Theresa May promised fresh plans to break the stalemate in Brexit negotiations after European Union leaders bluntly rejected her blueprint and warned that time is running out for striking a deal.

A two-day summit in Salzburg, Austria, broke up without progress, and leaders piled more pressure on May to shift her stance. They said a special November summit to sign the divorce agreement will only go ahead if the U.K. makes more concessions next month.

Two key roadblocks to an agreement remain: how to avoid a hard border between the U.K. and Ireland, and what the future trade relationship between Britain and the EU should look like.

“There is a lot of work to be done,” May told reporters at the end of the summit. “I believe there is a willingness to do a deal but let nobody be in any doubt -- we are preparing for no deal.”

Under Pressure

The setback in Salzburg is a blow to May -- and potentially to the chances of getting a deal -- at a critical time for the prime minister. In 10 days she will face down her restive Conservative party at its annual conference in Birmingham, amid a growing campaign from her disillusioned colleagues for her to ditch her Brexit plans or quit.

British officials had been hoping for warmer words from European leaders at the Austrian event -- to bolster May as she prepares for the conference.

Yet these hopes were largely dashed by a succession of negative verdicts on May’s proposal for a free trade area with the EU, which she drew up with her ministers at her Chequers country residence in July. With just six months left before the U.K. leaves the bloc, time for finding a solution is running short.

“Everybody shared the view that while there are positive elements in the Chequers proposal, the suggested framework for economic cooperation will not work,” European Council President Donald Tusk said. “Not least because it risks undermining the Single Market.”

Moment of Truth

Tusk warned that “the moment of truth” for Brexit will be the leaders’ summit in October, by which time there must be “maximum progress.” Only then will the EU decide if it’s worthwhile calling “an extraordinary summit in November to finalize and formalize the deal,” he said.

According to one person familiar with the matter, the special summit will be called for November 17-18 -- a weekend -- but leaders decided to keep it conditional on more progress in an effort to add to the pressure on May to concede further ground.

May told reporters she’d had a “frank” conversation in private with Tusk. She insisted she always knew negotiating Brexit would be “tough” and would involve the other side using hard tactics.

May said she agreed with the EU that the final deal must include a legally binding “backstop” guarantee to avoid police and customs checks at the border between Northern Ireland and the Irish Republic. But the EU’s proposal -- effectively keeping the British province in the bloc’s customs territory while the rest of the U.K. goes a separate way -- will never be acceptable, she said.

May’s Gambit

“That backstop cannot divide the United Kingdom into two customs territories,” May said. “We will be bringing forward our own proposals shortly.”
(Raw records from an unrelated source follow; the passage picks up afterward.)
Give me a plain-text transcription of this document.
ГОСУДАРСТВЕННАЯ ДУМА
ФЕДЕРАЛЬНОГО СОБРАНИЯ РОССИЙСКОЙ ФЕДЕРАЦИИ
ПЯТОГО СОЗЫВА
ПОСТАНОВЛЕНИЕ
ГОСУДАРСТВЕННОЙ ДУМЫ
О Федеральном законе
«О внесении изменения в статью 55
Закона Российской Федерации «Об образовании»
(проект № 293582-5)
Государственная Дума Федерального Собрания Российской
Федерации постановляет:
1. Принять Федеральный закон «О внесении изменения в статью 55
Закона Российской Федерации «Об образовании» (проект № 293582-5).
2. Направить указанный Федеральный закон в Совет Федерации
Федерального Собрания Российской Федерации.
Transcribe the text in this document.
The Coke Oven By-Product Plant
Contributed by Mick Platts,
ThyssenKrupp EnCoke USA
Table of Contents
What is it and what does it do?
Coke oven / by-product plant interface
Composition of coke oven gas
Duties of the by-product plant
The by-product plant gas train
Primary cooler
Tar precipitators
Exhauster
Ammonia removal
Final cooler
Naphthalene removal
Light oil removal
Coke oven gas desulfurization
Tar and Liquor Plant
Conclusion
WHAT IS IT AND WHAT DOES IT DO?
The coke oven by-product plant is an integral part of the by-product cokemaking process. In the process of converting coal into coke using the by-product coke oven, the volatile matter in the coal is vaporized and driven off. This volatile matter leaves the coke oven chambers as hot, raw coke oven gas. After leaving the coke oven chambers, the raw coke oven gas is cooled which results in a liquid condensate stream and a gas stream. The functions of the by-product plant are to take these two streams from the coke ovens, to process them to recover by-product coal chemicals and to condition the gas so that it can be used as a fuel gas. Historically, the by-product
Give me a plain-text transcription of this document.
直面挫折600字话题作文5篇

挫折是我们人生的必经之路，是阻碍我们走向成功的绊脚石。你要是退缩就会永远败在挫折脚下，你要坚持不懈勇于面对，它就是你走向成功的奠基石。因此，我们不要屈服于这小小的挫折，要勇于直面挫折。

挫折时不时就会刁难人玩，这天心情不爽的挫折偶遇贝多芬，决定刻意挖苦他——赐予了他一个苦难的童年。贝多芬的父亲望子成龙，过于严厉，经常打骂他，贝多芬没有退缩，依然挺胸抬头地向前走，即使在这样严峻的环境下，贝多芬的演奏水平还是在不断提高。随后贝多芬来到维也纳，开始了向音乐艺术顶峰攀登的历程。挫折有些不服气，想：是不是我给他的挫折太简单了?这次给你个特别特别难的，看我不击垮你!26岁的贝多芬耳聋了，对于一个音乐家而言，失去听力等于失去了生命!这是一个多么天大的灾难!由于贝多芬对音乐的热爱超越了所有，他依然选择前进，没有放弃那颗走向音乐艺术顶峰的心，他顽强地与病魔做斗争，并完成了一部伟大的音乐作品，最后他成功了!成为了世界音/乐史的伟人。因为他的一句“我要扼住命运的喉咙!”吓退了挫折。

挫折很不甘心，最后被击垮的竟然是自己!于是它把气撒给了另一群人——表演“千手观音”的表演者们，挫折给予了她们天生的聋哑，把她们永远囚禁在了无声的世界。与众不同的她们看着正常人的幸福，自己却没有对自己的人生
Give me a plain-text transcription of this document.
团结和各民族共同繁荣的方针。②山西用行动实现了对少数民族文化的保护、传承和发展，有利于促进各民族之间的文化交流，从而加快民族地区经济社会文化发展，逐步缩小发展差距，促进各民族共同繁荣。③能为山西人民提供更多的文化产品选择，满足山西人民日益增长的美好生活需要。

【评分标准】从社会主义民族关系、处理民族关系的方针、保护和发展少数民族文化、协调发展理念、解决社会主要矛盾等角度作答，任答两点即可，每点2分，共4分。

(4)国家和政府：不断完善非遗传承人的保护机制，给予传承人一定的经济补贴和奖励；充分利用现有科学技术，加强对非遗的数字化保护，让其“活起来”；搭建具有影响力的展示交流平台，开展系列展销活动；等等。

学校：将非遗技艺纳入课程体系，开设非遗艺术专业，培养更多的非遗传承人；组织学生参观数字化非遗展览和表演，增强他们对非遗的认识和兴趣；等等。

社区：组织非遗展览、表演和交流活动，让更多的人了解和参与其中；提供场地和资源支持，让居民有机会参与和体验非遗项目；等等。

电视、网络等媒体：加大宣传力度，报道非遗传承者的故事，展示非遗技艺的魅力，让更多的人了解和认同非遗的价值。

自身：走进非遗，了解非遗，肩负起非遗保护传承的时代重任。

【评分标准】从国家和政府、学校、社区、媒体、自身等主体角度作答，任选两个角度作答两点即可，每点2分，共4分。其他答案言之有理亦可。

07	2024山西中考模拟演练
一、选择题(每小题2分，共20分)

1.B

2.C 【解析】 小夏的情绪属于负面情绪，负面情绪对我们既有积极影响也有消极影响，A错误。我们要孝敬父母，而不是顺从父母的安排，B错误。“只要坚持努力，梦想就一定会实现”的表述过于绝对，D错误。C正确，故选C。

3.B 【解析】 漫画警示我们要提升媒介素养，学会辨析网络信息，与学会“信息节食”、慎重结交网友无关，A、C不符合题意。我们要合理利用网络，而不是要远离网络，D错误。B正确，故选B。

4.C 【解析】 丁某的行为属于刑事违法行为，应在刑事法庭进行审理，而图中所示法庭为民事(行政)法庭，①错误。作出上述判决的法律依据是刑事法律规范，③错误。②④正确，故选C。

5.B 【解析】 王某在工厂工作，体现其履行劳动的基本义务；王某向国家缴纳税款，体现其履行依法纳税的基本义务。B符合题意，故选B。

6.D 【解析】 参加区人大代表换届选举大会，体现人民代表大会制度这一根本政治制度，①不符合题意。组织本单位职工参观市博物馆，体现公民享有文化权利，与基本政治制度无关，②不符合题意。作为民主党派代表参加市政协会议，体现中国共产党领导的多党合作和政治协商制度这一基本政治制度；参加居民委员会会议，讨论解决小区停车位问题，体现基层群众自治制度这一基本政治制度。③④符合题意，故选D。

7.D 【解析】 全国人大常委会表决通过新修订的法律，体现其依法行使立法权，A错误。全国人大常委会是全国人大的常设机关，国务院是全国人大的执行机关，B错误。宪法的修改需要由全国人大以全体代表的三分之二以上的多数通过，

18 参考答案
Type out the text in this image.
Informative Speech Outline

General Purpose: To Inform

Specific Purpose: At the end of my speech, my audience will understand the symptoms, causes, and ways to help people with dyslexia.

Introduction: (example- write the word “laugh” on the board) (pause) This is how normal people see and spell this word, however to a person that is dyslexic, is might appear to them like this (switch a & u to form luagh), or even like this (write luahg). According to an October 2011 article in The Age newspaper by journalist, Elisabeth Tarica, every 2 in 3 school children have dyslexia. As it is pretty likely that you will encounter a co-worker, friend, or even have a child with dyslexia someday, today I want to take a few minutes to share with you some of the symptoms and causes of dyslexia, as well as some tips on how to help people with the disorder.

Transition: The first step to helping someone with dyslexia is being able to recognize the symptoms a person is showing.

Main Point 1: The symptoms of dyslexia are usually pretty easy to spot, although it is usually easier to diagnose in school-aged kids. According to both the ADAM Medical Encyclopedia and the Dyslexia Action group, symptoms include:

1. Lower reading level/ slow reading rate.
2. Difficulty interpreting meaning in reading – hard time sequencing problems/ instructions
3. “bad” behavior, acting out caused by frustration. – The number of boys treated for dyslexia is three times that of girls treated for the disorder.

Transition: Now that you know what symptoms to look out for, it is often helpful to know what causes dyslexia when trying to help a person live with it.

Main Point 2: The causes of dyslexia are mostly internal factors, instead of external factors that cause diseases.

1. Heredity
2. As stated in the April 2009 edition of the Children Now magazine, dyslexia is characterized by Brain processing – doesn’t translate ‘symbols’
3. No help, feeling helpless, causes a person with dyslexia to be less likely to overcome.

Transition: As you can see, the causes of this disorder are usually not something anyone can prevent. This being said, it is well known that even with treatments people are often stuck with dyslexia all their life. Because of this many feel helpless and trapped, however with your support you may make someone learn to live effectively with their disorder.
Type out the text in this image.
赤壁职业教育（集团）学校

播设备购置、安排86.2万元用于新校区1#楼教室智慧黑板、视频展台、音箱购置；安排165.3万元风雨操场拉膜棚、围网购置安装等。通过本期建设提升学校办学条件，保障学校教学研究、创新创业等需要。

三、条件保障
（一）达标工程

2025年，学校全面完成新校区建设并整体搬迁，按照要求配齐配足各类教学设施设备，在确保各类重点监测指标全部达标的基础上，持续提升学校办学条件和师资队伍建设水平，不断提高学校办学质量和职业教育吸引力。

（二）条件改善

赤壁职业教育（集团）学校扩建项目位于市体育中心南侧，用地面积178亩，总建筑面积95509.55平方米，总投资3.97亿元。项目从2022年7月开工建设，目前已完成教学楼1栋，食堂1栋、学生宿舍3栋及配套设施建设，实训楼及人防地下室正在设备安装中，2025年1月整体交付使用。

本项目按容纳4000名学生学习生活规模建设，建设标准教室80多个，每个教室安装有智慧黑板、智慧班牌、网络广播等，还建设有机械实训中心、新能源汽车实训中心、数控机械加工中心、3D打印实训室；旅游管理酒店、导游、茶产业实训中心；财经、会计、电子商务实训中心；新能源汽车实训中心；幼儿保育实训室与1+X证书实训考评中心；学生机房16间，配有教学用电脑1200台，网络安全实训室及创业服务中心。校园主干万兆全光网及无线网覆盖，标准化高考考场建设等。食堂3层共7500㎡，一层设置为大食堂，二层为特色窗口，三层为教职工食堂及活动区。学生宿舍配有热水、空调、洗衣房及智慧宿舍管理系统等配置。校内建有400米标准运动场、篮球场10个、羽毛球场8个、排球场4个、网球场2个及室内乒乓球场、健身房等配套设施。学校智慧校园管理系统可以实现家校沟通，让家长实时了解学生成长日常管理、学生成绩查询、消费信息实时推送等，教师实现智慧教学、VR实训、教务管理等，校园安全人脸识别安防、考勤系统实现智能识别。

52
May would not be drawn on the details but British officials are weighing up whether to allow Northern Ireland to remain bound by EU single market regulations in areas such as food standards, while the rest of the U.K. adopts its own rules.

This option would be potentially perilous for May. Her minority government is propped up by Northern Ireland’s Democratic Unionist Party, who are opposed to any new divisions in the legal status between the province and the British mainland.

‘Liars’

As May was speaking, French President Emmanuel Macron was briefing journalists in a separate room at the Mozarteum University in Salzburg, which hosted the summit.

Macron angrily denounced those British politicians who campaigned for Brexit promising a better future as “liars” and warned that the U.K. will suffer consequences from its decision to abandon the EU. “Brexit shows us one thing: it’s not that easy to exit European Union,” Macron said. “It’s not costless, it’s not without consequences.”